How do you evaluate the definite integral int dx/(4-x) from [0,2]?

Sep 18, 2016

$\ln \left\mid 2 \right\mid$

Explanation:

We have: ${\int}_{0}^{2} \frac{\mathrm{dx}}{4 - x}$

First, let's evaluate $\int \frac{\mathrm{dx}}{4 - x}$.

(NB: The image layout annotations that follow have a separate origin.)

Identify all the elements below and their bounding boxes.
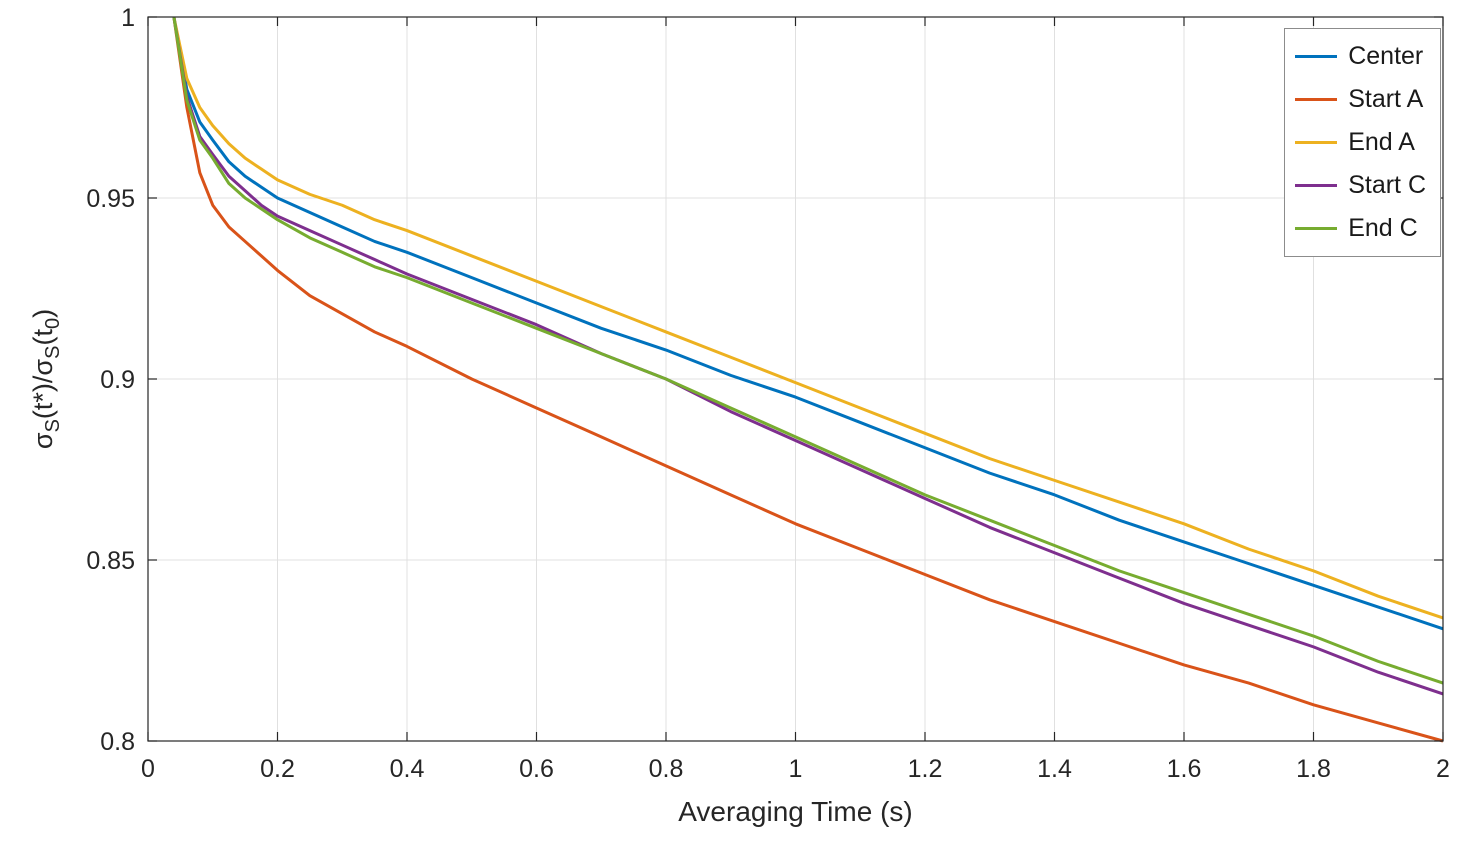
legend-line-swatch	[1295, 55, 1338, 58]
x-tick-label: 0.4	[390, 755, 425, 783]
x-tick-label: 1.8	[1296, 755, 1331, 783]
legend-label: Start A	[1348, 85, 1424, 113]
x-tick-label: 1.2	[908, 755, 943, 783]
chart-legend: Center Start A End A Start C End C	[1284, 28, 1441, 257]
x-tick-label: 1	[789, 755, 803, 783]
x-tick-label: 2	[1436, 755, 1450, 783]
y-tick-label: 1	[121, 4, 135, 32]
series-line-center	[172, 16, 1444, 631]
legend-entry-start-a: Start A	[1295, 78, 1426, 121]
x-tick-label: 1.6	[1167, 755, 1202, 783]
y-tick-label: 0.85	[86, 547, 135, 575]
y-axis-label: σS(t*)/σS(t0)	[28, 309, 64, 449]
legend-entry-start-c: Start C	[1295, 164, 1426, 207]
legend-label: End A	[1348, 128, 1415, 156]
series-line-start-c	[172, 16, 1444, 696]
legend-entry-end-a: End A	[1295, 121, 1426, 164]
legend-line-swatch	[1295, 227, 1338, 230]
y-tick-label: 0.8	[100, 728, 135, 756]
x-tick-label: 0.2	[260, 755, 295, 783]
x-tick-label: 0	[141, 755, 155, 783]
series-line-end-c	[172, 16, 1444, 685]
y-tick-label: 0.9	[100, 366, 135, 394]
series-line-end-a	[172, 16, 1444, 620]
legend-entry-end-c: End C	[1295, 207, 1426, 250]
x-tick-label: 0.8	[649, 755, 684, 783]
legend-label: Center	[1348, 42, 1424, 70]
legend-entry-center: Center	[1295, 35, 1426, 78]
series-line-start-a	[172, 16, 1444, 743]
x-tick-label: 1.4	[1037, 755, 1072, 783]
x-tick-label: 0.6	[519, 755, 554, 783]
legend-label: End C	[1348, 214, 1418, 242]
legend-line-swatch	[1295, 184, 1338, 187]
x-axis-label: Averaging Time (s)	[678, 796, 912, 827]
y-tick-label: 0.95	[86, 185, 135, 213]
legend-line-swatch	[1295, 98, 1338, 101]
legend-label: Start C	[1348, 171, 1426, 199]
legend-line-swatch	[1295, 141, 1338, 144]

Let $u = 4 - x \implies \frac{\mathrm{du}}{\mathrm{dx}} = - 1 \implies \mathrm{du} = - \mathrm{dx}$:

$= \int - \frac{1}{u} \mathrm{dx}$

$= - \int \frac{1}{u} \mathrm{du}$

$= - \ln \left\mid u \right\mid$

We can now replace $u$ with $4 - x$:

$= - \ln \left\mid 4 - x \right\mid$

Now, let's evaluate the definite integral with the interval $\left[0 , 2\right]$:

$= \left(- \ln \left\mid 4 - \left(2\right) \right\mid\right) - \left(- \ln \left\mid 4 - \left(0\right) \right\mid\right)$

$= - \ln \left\mid 2 \right\mid + \ln \left\mid 4 \right\mid$

$= - \ln \left\mid 2 \right\mid + \ln \left\mid {2}^{2} \right\mid$

Using the laws of logarithms:

$= - \ln \left\mid 2 \right\mid + 2 \ln \left\mid 2 \right\mid$

$= \ln \left\mid 2 \right\mid$

Sep 18, 2016

$\ln 2$.

Explanation:

Let $I = {\int}_{0}^{2} \frac{\mathrm{dx}}{4 - x}$

We subst. $4 - x = t \therefore - \mathrm{dx} = \mathrm{dt} , \mathmr{and} , \mathrm{dx} = - \mathrm{dt}$

Next, we change the limits of Integral :

$4 - x = t , x = 0 \Rightarrow t = 4 , \mathmr{and} , x = 2 \Rightarrow t = 2$. Hence,

$I = {\int}_{4}^{2} - \frac{\mathrm{dt}}{t} = {\int}_{2}^{4} \frac{\mathrm{dt}}{t} = {\left[\ln | t |\right]}_{2}^{4} = \ln 4 - \ln 2$.

$\therefore I = \ln \left(\frac{4}{2}\right) = \ln 2$.